Dinoflagellates thrive in ultra low nutrient conditions when no green algae is evident. Dinos can't compete as well as green algae at higher nutrient levels, and they seem to eventually poison themselves or their food supply out such that their population crashes and they don't recover. The dirty method encourages this by "neglecting" the tank.
-Let nitrates creep up (to ~5 or less),
-phosphate (to .03-.05) This will make cyano go nuts
-Stop water changes, chemical filtration (I leave carbon in)
-add copepods (they eat dinos), sand biodiversity kits (see reeflcleaners, ipsf .com)
-some people swear by 3 day blackouts+dosing hydrogen peroxide at night to sterilize the water column. Didn't work for me but the usual dose is 1mL H2O2 per 10g. You can go much higher than this in an empty tank. Use a lot of mechanical filtration during blackouts and run carbon.
Wait until you see green algae on the glass, and hair algae on the rocks.

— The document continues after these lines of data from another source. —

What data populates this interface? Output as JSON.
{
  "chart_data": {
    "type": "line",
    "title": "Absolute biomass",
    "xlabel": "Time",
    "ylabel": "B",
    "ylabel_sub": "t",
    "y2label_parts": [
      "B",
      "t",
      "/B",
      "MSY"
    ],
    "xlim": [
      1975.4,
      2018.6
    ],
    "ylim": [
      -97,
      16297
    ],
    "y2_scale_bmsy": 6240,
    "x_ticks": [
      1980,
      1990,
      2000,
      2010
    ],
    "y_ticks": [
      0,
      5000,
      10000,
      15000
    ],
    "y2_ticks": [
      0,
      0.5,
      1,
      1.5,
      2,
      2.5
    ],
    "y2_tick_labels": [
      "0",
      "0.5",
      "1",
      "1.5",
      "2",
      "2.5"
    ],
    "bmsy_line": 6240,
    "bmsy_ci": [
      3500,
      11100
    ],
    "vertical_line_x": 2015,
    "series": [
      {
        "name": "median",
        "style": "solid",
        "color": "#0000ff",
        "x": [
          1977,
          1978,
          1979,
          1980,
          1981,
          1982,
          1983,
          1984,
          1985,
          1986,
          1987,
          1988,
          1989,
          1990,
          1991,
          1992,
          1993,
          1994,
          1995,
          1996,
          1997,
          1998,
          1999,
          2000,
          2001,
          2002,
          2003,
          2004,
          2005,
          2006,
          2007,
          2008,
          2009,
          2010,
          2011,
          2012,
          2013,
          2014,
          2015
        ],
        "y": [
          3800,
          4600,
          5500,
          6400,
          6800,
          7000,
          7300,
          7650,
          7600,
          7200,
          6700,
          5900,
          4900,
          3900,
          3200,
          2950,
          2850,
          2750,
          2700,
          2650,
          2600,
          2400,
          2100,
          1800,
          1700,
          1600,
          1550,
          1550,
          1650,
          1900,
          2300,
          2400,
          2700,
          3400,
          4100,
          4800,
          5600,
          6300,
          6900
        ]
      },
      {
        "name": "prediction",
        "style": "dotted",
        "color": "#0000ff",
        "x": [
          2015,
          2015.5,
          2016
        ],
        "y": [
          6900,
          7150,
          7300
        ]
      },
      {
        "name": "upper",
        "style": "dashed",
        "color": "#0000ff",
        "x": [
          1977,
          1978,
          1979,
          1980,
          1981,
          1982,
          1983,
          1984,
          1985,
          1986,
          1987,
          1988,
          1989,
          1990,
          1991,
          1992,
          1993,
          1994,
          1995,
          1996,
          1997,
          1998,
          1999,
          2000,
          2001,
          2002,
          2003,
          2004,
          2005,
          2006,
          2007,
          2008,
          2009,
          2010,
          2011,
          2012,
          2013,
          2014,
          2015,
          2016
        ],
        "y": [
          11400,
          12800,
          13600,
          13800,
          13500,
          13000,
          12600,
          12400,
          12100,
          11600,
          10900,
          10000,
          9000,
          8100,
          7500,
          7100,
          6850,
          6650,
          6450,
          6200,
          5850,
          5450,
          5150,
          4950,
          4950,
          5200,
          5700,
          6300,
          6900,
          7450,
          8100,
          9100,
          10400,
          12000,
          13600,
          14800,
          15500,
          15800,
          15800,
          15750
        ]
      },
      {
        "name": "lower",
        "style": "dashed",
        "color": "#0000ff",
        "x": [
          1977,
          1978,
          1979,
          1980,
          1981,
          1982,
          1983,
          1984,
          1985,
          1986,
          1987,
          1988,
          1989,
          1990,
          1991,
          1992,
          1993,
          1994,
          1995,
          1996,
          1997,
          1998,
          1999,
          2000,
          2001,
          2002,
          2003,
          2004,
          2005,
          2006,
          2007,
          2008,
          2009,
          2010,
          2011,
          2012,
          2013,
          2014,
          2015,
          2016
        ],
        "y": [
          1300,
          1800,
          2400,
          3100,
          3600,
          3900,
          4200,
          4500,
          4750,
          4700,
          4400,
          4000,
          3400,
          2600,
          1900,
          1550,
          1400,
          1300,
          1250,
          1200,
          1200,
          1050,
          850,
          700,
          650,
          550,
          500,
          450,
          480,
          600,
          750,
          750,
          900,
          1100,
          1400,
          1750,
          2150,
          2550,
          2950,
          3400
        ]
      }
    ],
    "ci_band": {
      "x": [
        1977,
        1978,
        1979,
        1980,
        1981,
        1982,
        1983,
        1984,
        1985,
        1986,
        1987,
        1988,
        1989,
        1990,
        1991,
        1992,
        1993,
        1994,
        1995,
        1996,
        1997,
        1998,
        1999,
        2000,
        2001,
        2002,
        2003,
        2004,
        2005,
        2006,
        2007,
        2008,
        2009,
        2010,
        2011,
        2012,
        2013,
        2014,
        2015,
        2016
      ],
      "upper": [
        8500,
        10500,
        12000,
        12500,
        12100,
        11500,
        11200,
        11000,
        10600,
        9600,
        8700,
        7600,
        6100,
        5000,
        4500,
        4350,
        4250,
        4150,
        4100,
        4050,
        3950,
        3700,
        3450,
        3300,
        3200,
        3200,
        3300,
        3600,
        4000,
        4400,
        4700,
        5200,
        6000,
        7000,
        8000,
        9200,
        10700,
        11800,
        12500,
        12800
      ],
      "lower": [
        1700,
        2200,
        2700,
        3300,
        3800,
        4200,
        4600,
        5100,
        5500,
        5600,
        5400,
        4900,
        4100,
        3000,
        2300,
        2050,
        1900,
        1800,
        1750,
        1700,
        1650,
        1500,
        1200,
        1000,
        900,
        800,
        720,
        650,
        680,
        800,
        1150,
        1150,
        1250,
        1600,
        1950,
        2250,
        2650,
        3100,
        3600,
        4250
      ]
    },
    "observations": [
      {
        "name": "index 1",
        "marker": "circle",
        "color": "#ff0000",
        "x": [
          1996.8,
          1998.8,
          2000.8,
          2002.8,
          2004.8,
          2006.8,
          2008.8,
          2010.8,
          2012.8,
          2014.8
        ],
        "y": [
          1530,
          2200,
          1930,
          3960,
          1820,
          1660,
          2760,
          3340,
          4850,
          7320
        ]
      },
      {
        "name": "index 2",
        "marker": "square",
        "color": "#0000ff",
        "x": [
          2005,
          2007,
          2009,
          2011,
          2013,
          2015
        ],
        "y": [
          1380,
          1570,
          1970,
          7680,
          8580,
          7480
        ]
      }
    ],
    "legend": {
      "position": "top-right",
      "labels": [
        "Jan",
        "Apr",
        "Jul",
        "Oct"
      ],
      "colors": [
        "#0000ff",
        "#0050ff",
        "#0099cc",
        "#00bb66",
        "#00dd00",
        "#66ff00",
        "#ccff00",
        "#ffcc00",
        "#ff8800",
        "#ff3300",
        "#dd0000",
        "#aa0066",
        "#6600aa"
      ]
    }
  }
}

hope you aren't stunned by the Wall o' Text ;)
Ivy
 
Oh wow Quiet_Ivy thank you so much. There is a lot of information there and it's very appreciated! I'm going to finish the plumbing and get my sump going so I can get some animals and good algae in there to help me out.

What kind of snails would you recommend I start with? Would a chunk of cheato be a good algae to put in my sump? Would H2O2 harm any of these inhabitants or should I dose before I put get them?

Thanks again!
 
I've dosed silicate in the past as water glass, but I didn't notice much of an effect. It can help, in theory, though, and I was dosing mostly for sponges.

PhosGuard and GFO both remove silica, but mostly only after depleting all the phosphate from the water column.
 
I would use GFO if the tank has corals. Otherwise, PhosGuard is okay if the cost is similar or lower. If cost is a major issue, GFO can be regenerated, but the process requires handling toxic chemicals, lye and muriatic acid.